As the United States is collectively gripped by the reappearance of measles and other childhood diseases caused by poor vaccination rates — a direct consequence of disinformation campaigns aimed at a population that seeks ready opportunities to fear and distrust the medical community — there’s another issue currently flickering in the background that’s likely to burst onto the public sphere. While the public health community is aware, the average civilian isn’t, and there’s a note to the situation that’s strongly reminiscent of the early days of the HIV/AIDS crisis, when no one cared about a mysterious and looming illness because it only involved gay men and injection drug users — the dregs of the population.
Earlier this year, Indiana experienced the largest HIV outbreak in the state’s history, despite the fact that many people in the United States view HIV as a distant issue somewhere in the rearview mirror. HIV is considered a limited problem in the United States and when people are infected, the popular assumption goes, the disease is fully manageable — they just need to take some medications and everything’s fine. A surprise outbreak of this nature, however, illustrates that HIV is not gone in the United States, and it has the potential to simmer up anywhere, anytime, devastating communities.
Meanwhile in Appalachia, communities are being devastated by Hepatitis C, with public health officials fearing that HIV isn’t far behind. Like HIV, Hep C can be treated, but it requires extremely costly medications — and even with new developments in the field of HCV treatment, the process can be grueling. Some patients are treatment resistant and may struggle for an extended period of time as they battle their medication side effects and the risk of liver failure. It’s not as infectious as HIV, being passed only through direct blood to blood contact, but it’s no less lethal.

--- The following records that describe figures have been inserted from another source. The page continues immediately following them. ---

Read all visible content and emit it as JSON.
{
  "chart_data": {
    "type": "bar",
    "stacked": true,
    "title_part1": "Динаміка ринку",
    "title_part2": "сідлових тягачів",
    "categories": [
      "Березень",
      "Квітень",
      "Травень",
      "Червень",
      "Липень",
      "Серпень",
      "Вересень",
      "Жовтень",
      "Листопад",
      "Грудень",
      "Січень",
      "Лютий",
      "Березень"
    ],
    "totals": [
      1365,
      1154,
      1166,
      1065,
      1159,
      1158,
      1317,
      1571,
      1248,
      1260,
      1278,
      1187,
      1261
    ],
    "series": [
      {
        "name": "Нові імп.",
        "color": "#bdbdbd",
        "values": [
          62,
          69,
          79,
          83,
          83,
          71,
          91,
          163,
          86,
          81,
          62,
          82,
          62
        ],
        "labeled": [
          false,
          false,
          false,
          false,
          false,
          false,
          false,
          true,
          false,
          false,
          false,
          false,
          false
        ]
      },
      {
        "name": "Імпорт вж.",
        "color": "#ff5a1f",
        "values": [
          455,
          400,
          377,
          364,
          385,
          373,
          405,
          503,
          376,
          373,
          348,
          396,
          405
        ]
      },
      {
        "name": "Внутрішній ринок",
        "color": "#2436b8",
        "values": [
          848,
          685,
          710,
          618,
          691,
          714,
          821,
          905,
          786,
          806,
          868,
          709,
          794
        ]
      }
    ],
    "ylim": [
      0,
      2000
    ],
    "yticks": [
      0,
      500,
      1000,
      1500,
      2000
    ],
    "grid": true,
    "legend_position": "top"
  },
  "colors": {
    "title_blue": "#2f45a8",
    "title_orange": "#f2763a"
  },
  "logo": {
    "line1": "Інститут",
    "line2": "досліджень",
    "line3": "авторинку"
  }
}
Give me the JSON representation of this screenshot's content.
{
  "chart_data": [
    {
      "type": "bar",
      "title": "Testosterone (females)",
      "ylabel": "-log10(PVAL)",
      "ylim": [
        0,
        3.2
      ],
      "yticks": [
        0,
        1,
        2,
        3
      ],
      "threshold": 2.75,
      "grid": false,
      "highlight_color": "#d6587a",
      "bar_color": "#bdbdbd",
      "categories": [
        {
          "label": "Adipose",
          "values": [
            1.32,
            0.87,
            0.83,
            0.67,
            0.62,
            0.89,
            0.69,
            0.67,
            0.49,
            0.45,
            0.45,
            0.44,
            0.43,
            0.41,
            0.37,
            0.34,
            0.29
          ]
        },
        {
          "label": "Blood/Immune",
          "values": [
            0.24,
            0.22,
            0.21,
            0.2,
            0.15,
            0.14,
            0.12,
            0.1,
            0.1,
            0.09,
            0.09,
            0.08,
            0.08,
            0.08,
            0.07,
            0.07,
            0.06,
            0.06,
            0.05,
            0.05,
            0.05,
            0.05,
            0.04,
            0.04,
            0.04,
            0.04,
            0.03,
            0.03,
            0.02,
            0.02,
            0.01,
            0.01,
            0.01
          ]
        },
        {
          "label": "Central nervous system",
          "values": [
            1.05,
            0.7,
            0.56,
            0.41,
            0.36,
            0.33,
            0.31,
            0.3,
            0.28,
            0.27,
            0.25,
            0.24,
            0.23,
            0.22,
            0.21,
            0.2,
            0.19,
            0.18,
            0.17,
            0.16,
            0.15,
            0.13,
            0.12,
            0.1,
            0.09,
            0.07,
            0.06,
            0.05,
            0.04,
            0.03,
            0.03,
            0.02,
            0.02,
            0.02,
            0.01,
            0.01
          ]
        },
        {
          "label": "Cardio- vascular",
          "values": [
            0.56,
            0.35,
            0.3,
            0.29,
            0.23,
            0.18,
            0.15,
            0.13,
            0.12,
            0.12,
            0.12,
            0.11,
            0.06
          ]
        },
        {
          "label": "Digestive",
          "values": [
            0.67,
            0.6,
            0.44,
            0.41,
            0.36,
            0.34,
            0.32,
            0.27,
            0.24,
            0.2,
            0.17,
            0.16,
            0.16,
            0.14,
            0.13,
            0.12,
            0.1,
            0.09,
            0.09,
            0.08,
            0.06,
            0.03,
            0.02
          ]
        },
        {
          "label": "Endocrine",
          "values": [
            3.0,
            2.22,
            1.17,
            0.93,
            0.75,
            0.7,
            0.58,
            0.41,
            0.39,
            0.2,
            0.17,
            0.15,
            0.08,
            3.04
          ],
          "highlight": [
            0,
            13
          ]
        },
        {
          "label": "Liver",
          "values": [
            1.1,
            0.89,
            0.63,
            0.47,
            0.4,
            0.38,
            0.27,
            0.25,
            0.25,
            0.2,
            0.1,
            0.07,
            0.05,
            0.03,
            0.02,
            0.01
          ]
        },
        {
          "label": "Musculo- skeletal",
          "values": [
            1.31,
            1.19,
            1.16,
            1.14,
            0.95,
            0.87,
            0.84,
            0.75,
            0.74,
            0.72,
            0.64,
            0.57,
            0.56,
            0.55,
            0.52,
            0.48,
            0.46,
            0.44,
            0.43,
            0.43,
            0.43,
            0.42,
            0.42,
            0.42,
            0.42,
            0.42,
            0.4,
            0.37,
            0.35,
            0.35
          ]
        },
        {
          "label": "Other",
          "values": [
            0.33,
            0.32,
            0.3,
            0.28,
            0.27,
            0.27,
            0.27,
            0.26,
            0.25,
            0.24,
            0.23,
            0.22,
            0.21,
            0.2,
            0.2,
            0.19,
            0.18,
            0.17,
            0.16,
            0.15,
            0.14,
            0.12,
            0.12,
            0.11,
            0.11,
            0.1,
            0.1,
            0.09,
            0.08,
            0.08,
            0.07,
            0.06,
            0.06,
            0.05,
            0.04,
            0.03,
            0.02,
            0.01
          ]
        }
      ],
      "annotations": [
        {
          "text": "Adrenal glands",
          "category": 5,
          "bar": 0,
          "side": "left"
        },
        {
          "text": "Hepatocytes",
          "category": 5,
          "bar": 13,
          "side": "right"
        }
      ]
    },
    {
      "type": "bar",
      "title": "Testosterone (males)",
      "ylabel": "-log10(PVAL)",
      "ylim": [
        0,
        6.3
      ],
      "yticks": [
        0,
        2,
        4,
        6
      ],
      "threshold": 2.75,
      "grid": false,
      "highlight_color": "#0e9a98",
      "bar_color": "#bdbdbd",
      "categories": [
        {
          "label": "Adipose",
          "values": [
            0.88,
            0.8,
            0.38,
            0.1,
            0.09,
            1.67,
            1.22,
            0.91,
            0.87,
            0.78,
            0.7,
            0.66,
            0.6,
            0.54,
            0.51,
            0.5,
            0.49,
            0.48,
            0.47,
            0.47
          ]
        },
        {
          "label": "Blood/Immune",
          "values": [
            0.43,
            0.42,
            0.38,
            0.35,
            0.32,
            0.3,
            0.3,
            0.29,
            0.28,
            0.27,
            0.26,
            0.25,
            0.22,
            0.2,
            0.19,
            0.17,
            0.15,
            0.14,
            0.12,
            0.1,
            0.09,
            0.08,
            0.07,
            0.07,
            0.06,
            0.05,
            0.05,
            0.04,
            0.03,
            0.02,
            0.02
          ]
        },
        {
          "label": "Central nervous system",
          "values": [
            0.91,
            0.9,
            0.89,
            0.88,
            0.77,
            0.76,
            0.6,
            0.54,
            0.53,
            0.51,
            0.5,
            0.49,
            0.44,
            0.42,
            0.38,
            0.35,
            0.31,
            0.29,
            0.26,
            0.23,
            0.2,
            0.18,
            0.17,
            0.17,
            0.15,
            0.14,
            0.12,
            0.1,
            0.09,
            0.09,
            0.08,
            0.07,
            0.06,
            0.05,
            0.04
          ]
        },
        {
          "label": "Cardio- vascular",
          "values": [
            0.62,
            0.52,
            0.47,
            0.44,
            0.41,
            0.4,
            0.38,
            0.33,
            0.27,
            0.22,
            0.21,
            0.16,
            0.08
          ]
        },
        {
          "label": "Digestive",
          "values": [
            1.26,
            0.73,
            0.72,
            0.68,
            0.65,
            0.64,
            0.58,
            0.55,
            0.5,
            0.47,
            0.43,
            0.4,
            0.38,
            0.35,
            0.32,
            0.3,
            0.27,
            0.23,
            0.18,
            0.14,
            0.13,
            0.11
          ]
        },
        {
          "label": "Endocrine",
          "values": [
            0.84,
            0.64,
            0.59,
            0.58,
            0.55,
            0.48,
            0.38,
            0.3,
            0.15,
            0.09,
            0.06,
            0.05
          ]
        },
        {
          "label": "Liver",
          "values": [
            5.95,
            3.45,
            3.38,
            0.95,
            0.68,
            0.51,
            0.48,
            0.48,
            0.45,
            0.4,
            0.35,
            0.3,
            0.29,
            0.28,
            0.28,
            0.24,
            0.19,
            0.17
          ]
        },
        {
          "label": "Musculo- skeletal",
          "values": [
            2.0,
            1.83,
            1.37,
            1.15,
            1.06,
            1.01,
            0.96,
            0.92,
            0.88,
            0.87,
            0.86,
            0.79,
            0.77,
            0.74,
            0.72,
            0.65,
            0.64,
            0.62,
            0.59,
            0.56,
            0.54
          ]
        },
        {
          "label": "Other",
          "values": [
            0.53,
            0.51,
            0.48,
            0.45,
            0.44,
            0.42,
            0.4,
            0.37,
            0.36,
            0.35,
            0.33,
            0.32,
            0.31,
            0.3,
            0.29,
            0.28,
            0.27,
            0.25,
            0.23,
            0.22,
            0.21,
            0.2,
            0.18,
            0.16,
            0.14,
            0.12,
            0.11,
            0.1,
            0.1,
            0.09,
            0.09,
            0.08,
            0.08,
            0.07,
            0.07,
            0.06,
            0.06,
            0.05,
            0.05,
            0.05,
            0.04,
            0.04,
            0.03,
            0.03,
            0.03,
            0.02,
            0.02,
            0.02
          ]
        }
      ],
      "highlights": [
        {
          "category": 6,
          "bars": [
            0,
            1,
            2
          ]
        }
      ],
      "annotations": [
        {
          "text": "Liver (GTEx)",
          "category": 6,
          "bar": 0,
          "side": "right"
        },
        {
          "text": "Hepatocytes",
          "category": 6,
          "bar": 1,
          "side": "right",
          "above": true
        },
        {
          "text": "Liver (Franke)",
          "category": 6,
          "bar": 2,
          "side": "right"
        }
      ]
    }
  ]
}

In both cases, these diseases are being spread primarily through dirty needles. Drug use is up in rural communities within the United States, and though meth is a common sight (and killer), numerous other drugs are ravaging the country’s far-flung regions. The small populations of these regions doesn’t make them any less important, and it doesn’t reduce the impact of sudden outbreaks. In fact, it can make them worse, as an outbreak can cascade quickly through an entire community.
Certain issues make the management of public health in rural communities particularly challenging. One might believe that it would be easy to provide testing and treatment to a smaller population, and to track contacts when there are fewer people to look at. Moreover, it would appear easier to offer preventative options like needle exchanges (harm reduction) or methadone and therapy (for those who want to quit using). However, those advocating for such measures can forget the stigma that reigns in rural communities, and the fact that accessing treatment or seeking preventative options is complex for those who live somewhere where everyone knows who they are.
A respected businessman knows that if he goes to a needle exchange, people will notice, and he’ll likely see a decline in customers. An employee at a grocery store knows she runs the risk of being fired if she seeks treatment at a methadone clinic. A teen knows someone will tell her parents if she gets condoms at Public Health or asks for advice on safer sex practices. There is a peculiar, painful stricture in rural communities that makes public health very challenging because the existing stigma is magnified, and it’s even harder to overcome. No one wants to be seen as one of them.
One result of that isn’t just that people are slow to pursue options for harm reduction. Many also actively avoid seeking information about their HIV and HCV status. Even when private and confidential testing is provided in settings that make it possible to get tested without broadcasting the fact that one is seeking testing, people are reluctant to actually see their results. One in seven people in the United States with an active HIV infection hasn’t been tested. In a town of 7,000, that means a minimum of 1,000 people could have active infections, and likely more, because magnifying interpersonal contact is very common in small towns. Think of the problems with a dating pool that includes 7,000 people — minus children and monogamous couples along with people who aren’t interested in dating. Once infection arises, it can spread like wildfire.
This is a huge public health issue. Rural communities on their own deserve access to good public health services and shouldn’t be living under the constant threat of a severe infectious disease outbreak. They also interact with suburban and urban communities and have the potential to infect and reinfect their contacts — the exact nightmarish situation that spread HIV so quickly once a handful of patients developed the infection. Rural communities could become the vectors of the next epidemic, especially with many people fleeing for urban environments as a result of economic depression. Rural communities are shrinking and all those people have to go somewhere — taking their HIV and HCV with them.
The solution to the public health problem of infectious disease in rural communities is challenging, as these diseases continue to be heavily stigmatised. ACA might have provided some possibilities by improving access to health care providers who could offer a discreet method of testing and accessing treatment, but rural communities remain without health care because they can’t afford ACA plans and there’s a distinct shortage of doctors — and those very doctors are part of the community, making it difficult for shy patients to ask them for assistance.
It’s clear that agencies need to come up with an approach quickly for the sake of rural people, and for the sake of the nation as a whole. They ought to start by consulting community leaders directly, as they know their communities best and can offer the most useful insights into disease prevention and control.